Борис Петрович с сомнением покачал головой. Спросил:
– Не вызывал ли тебя государь?
– Был я у него, как не быть? Разговаривали. А ты, Борис Петрович, отчего не являешься пред царски очи?
– Не был зван, – развел руками хозяин и со значением взглянул на жену.
Анна Петровна от души потчевала гостя, но взгляд мужа поняла и поспешила перевести разговор на другую тему. Стала вспоминать Головкина. Наделенная актерскими способностями, взяла четки и, изобразив важную мину, уморительно показала, как Гаврила Иванович, хитро поглядывая в сторону и перебирая четки, цедит непонятные междометия, уходя от прямого разговора. «Ни в дудочки, ни в сопелочки». Засмеялась она и отложила четки.
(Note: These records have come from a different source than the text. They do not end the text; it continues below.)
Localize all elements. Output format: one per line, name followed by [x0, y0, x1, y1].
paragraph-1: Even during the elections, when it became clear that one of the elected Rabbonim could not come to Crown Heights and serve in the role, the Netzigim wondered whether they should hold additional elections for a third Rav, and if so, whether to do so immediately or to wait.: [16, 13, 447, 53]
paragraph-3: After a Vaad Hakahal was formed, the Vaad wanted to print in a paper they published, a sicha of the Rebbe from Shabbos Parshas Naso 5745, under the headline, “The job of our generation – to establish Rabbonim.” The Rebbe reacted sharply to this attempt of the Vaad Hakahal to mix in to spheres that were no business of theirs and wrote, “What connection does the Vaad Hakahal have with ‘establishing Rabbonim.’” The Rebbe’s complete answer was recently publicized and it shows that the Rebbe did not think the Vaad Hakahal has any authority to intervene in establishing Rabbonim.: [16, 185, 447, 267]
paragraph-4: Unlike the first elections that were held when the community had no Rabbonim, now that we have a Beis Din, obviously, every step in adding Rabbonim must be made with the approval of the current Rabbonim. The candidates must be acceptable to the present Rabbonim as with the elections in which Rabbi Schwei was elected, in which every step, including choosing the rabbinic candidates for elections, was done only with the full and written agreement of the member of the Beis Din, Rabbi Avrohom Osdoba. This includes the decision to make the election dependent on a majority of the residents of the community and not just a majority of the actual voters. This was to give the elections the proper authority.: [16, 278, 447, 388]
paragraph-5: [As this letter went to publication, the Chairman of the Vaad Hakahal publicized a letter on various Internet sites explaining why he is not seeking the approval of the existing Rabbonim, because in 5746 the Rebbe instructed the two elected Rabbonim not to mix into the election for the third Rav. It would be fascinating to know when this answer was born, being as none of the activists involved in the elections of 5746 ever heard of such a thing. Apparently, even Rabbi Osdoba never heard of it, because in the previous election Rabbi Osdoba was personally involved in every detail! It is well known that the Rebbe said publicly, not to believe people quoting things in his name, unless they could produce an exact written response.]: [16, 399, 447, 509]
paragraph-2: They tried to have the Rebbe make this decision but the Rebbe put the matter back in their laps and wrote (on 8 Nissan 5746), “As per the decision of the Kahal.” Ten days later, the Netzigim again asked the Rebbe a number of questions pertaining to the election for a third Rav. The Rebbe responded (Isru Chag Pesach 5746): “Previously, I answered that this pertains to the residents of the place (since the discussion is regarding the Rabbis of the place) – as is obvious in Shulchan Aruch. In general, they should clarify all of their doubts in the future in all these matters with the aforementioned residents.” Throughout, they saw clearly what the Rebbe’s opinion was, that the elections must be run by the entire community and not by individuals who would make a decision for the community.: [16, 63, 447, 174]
– Оттого что не говорят, думать не перестали… – заметил Борис Петрович. – Ведь и мы с тобой, Федор Матвеевич, не раз говаривали про Русь, мол, она не как иные страны, «на особинку»…
– Ну, мы-то с тобой мыслили, что оставить надобно русские обычаи, а порядки за границей лучше наших, их-то и взять… Да только торопиться не след.
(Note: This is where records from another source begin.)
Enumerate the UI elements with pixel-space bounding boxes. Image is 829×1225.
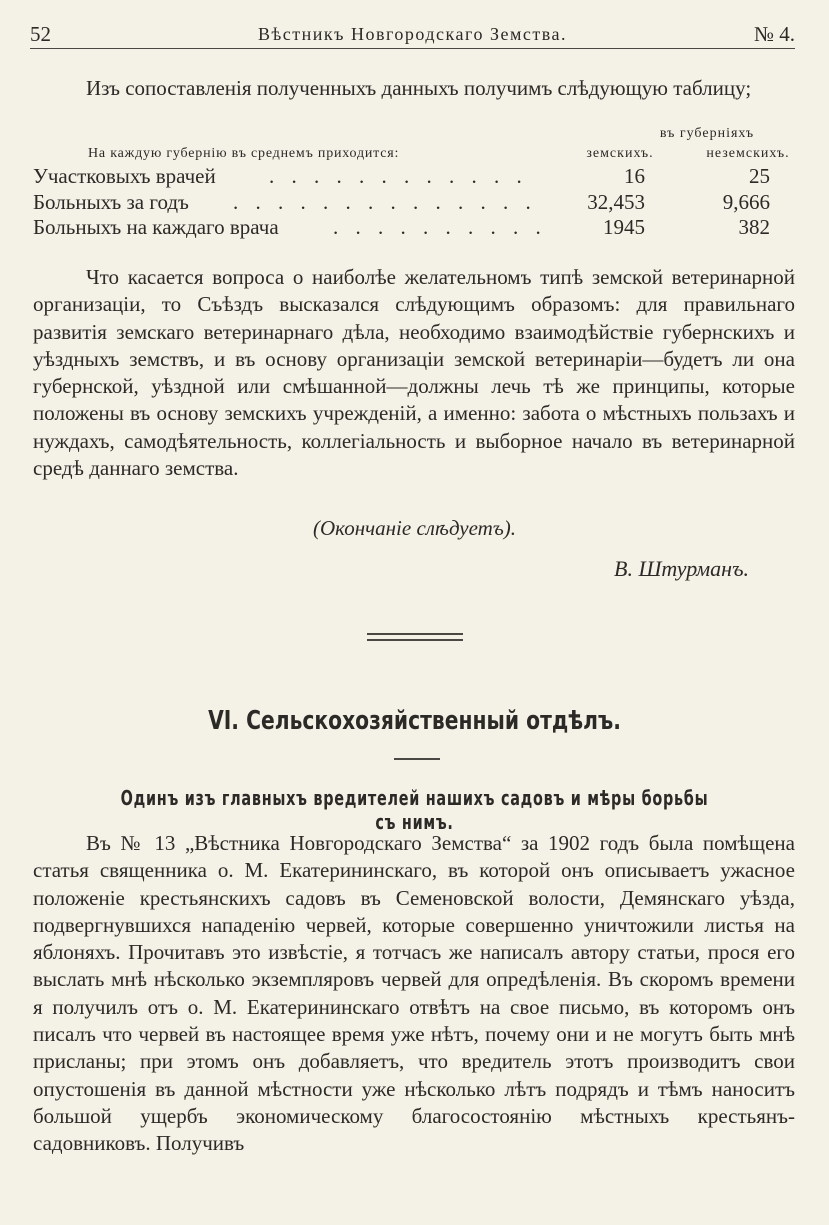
table-row-label: Участковыхъ врачей [33,164,216,188]
to-be-continued-note: (Окончаніе слѣдуетъ). [313,516,516,540]
table-row-label: Больныхъ за годъ [33,190,189,214]
article-title: Одинъ изъ главныхъ вредителей нашихъ садовъ и мѣры борьбы съ нимъ. [120,786,709,834]
table-row-dots: . . . . . . . . . . [333,215,547,239]
page-number: 52 [30,22,51,46]
table-cell-zemsky: 32,453 [587,190,645,214]
author-signature: В. Штурманъ. [614,556,749,581]
table-cell-nezemsky: 9,666 [722,190,770,214]
table-row-dots: . . . . . . . . . . . . [269,164,528,188]
table-row [33,164,795,190]
table-column-header-nezemsky: неземскихъ. [706,146,790,161]
intro-paragraph: Изъ сопоставленія полученныхъ данныхъ получимъ слѣдующую таблицу; [86,76,752,100]
running-header [30,22,795,49]
section-title: VI. Сельскохозяйственный отдѣлъ. [208,706,621,736]
section-divider [367,633,463,641]
article-paragraph: Въ № 13 „Вѣстника Новгородскаго Земства“ за 1902 годъ была помѣщена статья священника о. М. Екатерининскаго, въ которой онъ описываетъ ужасное положеніе крестьянскихъ садовъ въ Семеновской волости, Демянскаго уѣзда, подвергнувшихся нападенію червей, которые совершенно уничтожили листья на яблоняхъ. Прочитавъ это извѣстіе, я тотчасъ же написалъ автору статьи, прося его выслать мнѣ нѣсколько экземпляровъ червей для опредѣленія. Въ скоромъ времени я получилъ отъ о. М. Екатерининскаго отвѣтъ на свое письмо, въ которомъ онъ писалъ что червей въ настоящее время уже нѣтъ, почему они и не могутъ быть мнѣ присланы; при этомъ онъ добавляетъ, что вредитель этотъ производитъ свои опустошенія въ данной мѣстности уже нѣсколько лѣтъ подрядъ и тѣмъ наноситъ большой ущербъ экономическому благосостоянію мѣстныхъ крестьянъ-садовниковъ. Получивъ [33,831,795,1156]
journal-title: Вѣстникъ Новгородскаго Земства. [258,24,567,44]
table-row [33,190,795,216]
veterinary-paragraph: Что касается вопроса о наиболѣе желательномъ типѣ земской ветеринарной организаціи, то Съѣздъ высказался слѣдующимъ образомъ: для правильнаго развитія земскаго ветеринарнаго дѣла, необходимо взаимодѣйствіе губернскихъ и уѣздныхъ земствъ, и въ основу организаціи земской ветеринаріи—будетъ ли она губернской, уѣздной или смѣшанной—должны лечь тѣ же принципы, которые положены въ основу земскихъ учрежденій, а именно: забота о мѣстныхъ пользахъ и нуждахъ, самодѣятельность, коллегіальность и выборное начало въ ветеринарной средѣ даннаго земства. [33,265,795,481]
table-cell-nezemsky: 25 [749,164,770,188]
table-cell-nezemsky: 382 [738,215,770,239]
table-column-header-zemsky: земскихъ. [586,146,654,161]
table-cell-zemsky: 16 [624,164,645,188]
table-cell-zemsky: 1945 [603,215,645,239]
issue-number: № 4. [753,22,795,46]
table-row-label: Больныхъ на каждаго врача [33,215,279,239]
table-caption: На каждую губернію въ среднемъ приходится: [88,146,400,161]
table-super-header: въ губерніяхъ [659,126,755,141]
table-row-dots: . . . . . . . . . . . . . . [233,190,537,214]
table-row [33,215,795,241]
section-title-rule [394,758,440,760]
– В том-то и дело, что не след, а жизнь царская – не Божья, она коротка, вот он и торопится. Помнишь, сказывал ты, что государь даже тебе, верному слуге, не доверяет: мол, помру я – и всё назад повернете… Что делать? – вздохнул Шереметев. – Россия – земля медленная. Все мы за Петровы реформы, пусть Европа до самого Урала простирается, однако…
Апраксин твердил свое:
– Отрекся царевич, теперь царь даст ему свободу, поселится он в деревне со своей девкой Ефросиньей – и пойдет все как надо. В Ефросинье той, говорят, он души не чает.
– Кабы деток своих Алексей так любил, как ее… – вздохнул Шереметев. – А детки у него сироты…
Зашел, конечно, разговор и о Кикине, с которым оба состояли в дружбе, вели переписку и не скрывали сочувствия к участи его. Боялись, что государь заставит их подписывать приговор Кикину, а сей тяжкий грех ой как не хотелось брать на себя ни Апраксину, ни Шереметеву.